III. Treatment effect
The patient was treated for 6 days from the outpatient visit, during which the patient was cooperative and actively treated. The ear pain, hearing loss and tinnitus symptoms at the time of admission disappeared and the patient could work and live normally. Post-treatment checkup revealed that the mandibular lymph nodes disappeared; the tympanic membrane congestion under the endoscope improved significantly. In addition, the patient was advised to stop using lomefloxacin hydrochloride ear drops for 2 days, and the repeat blood test indicated that it had returned to normal. In summary, the symptoms improved after treatment, and the indicators gradually recovered and the condition was cured.
IV. Precautions
The patient recovered from the disease after active treatment, and I was as happy as the patient. However, the end of treatment does not mean that there will never be a relapse, and daily care is equally important. Patients should strengthen nutrition and exercise properly to improve their health and reduce the chance of bacterial and viral infections. During the consolidation of treatment, bathing in public baths is not recommended; pay attention to temperature changes to avoid catching a cold; cerumen secretion is usually high and needs to be cleaned regularly at the hospital.
V. Personal insight
Acute tympanitis is a common clinical disease in otorhinolaryngology with many causes.

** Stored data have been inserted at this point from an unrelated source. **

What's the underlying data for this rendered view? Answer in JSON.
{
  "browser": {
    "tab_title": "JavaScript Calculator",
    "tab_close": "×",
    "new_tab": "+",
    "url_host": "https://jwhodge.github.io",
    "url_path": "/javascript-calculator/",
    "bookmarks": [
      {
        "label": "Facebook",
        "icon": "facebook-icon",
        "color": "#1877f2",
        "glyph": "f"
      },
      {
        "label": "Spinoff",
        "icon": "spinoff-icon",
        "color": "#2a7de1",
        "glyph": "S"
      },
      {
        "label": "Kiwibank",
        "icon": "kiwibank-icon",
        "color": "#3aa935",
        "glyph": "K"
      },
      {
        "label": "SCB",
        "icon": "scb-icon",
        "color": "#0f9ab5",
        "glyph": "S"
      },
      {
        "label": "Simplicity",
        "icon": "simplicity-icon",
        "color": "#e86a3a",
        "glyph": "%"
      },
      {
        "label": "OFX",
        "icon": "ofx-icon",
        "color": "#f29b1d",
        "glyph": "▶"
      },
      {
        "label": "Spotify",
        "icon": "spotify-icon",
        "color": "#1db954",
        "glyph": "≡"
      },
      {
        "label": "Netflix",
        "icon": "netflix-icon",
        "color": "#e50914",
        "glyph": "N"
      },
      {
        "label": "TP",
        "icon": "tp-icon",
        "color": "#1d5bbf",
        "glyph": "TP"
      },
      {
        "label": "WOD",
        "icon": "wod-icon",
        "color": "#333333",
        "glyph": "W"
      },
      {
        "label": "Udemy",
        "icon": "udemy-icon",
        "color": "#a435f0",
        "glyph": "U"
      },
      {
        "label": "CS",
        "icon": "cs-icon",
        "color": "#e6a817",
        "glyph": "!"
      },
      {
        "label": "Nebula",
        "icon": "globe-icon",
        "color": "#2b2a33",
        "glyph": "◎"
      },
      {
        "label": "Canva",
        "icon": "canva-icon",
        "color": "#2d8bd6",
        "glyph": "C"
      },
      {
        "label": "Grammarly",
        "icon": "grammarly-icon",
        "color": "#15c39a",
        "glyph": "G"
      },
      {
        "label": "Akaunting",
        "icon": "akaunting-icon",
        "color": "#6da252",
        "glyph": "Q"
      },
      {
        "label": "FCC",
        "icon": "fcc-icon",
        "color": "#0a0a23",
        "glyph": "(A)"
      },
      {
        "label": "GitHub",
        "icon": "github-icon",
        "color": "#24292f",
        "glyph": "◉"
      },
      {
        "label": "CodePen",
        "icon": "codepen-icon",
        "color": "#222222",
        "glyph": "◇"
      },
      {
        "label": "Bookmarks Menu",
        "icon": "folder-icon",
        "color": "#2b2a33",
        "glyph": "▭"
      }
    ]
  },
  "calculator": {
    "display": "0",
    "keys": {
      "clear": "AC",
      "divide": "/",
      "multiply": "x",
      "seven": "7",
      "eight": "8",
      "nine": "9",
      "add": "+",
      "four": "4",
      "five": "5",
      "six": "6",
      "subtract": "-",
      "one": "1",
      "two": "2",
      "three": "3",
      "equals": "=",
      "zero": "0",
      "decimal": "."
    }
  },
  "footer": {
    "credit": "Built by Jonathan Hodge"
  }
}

Clinical symptoms include ear pain, stuffy feeling, tinnitus, etc. Serious cases may induce lymphatic inflammation. For the patient in this case, the main etiology considered the long-term accumulation of cerumen in the patient’s ear canal, which eventually induced infection, showing the importance of regular cerumen cleaning to avoid the formation of embolism. Therefore, if symptoms such as ear pain and ear swelling occur, you should seek medical attention and treat them symptomatically, which usually heals in about 1 week after active treatment. In addition, ensure a positive and optimistic attitude, eat a light diet, and avoid smoking and drinking alcohol.